Joe has had three coaching sessions so far with a corporate coach. He finds his weekly sessions cathartic – it’s a relief to share work challenges with someone in confidence and where there is no judgement. However, he knows the intention is to help him grow and develop at work and he is unclear as to how these sessions are helping him do so. He doesn’t say anything to his boss, however, because he’s enjoying the opportunity to share openly with someone.
Meanwhile, Joe’s coach (Rebecca) is frustrated. While Joe is engaged at each session and is happy to be a part of the process, he resists setting goals for himself. Rebecca wants to continue to be supportive of Joe’s current challenges but knows that the nature of her support needs to change in order for Joe to move into action.
So where do Joe and Rebecca go from here? Let’s explore.
Choosing focus over chaos is not just applicable to coaching but to most aspects of our life. In order to “achieve”, “move forward”, “move beyond”, “grow”, “develop” or whatever we have defined as our objective, we are faced with the choice between focus and chaos. Focus is the direct route to success. Chaos is the windy, uncharted road that may or may not get us to our destination.
But it is a choice. Some people thrive on Chaos and not only struggle with Focus but feel confined by it. So the first step is to determine how direct you want your route to be. The more direct your route (i.e. the more focused you are) the quicker the results and the more likely you are to arrive at your desired end point.

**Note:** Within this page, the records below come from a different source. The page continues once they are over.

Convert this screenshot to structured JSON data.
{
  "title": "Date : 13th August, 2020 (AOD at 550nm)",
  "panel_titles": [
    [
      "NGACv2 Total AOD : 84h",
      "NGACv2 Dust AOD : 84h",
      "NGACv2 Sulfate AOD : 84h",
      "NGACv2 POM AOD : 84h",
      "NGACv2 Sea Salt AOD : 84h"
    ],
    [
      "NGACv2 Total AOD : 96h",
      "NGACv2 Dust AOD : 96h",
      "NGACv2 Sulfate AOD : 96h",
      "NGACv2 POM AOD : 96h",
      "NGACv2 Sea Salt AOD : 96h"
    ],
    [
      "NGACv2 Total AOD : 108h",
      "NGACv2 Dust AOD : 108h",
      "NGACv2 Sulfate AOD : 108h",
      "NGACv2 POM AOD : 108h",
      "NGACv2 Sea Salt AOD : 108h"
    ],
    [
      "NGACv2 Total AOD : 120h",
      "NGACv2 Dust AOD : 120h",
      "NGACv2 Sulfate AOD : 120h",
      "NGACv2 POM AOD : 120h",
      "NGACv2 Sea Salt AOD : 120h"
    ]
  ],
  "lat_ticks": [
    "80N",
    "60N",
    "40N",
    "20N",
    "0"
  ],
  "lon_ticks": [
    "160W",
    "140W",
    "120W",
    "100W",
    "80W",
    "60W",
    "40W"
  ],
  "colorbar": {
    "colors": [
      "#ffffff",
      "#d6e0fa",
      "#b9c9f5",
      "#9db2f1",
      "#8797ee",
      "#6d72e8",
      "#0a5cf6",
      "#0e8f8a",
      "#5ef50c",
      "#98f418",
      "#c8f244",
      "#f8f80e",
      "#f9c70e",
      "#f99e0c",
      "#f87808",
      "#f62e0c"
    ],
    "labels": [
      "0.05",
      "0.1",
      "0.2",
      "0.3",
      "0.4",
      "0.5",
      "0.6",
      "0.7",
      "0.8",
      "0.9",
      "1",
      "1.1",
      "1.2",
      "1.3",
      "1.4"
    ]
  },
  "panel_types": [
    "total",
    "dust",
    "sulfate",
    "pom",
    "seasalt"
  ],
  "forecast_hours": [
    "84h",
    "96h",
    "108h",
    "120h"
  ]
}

Once you/your client have chosen Focus over Chaos, there is still plenty of work to be done before moving into action.
- Define your goal(s)
- Ensure clarity
- Ensure it is acheivable
- Create your roadmap
- Stay committed and motivated
- Celebrate successes
In our case study, Rebecca is frustrated by Joe’s “choice” to stay in the Chaos state – but is it an overt choice or an unconscious one? In the next section, we explore how Rebecca can help clarify whether this is a conscious choice and whether it is the right one for Joe.
As coaches we can’t choose Focus over Chaos for our clients, but we can clarify the choice and help them move from one to the other if they wish. Active listening, observation and exploration of underlying beliefs are all great tools a coach can use to help a client understand the choices before them.
Let’s go back to Joe and Rebeca. At this stage of the coaching, Rebecca could perhaps summarize back for Joe the various topics they have been discussing and observe that at first glance, they don’t seem tied to his stated goal. She then might confirm whether his goal to create a career plan continues to be important, and clarify how their conversations moving forward might best help him achieve his goal. Rebecca might also ask Joe why he feels their conversations have been more focused on his current work challenges than on future growth opportunities – perhaps there are some underlying beliefs that need to be explored in order for Joe to move forward.
Assuming Joe openly chooses the Focus path, Rebecca can again draw on the active listening and observation tools to help Joe stay on track.
Modeling the behavior that will benefit our clients in achieving their goals is critical for coaches.
- Do you choose Focus over Chaos in your life and in your coaching practice?
- What impact does your choice have on your clients?
- If you don’t have the Focus you would like, how do you get there?
- If your client is struggling between Chaos and Focus, what can you do to help?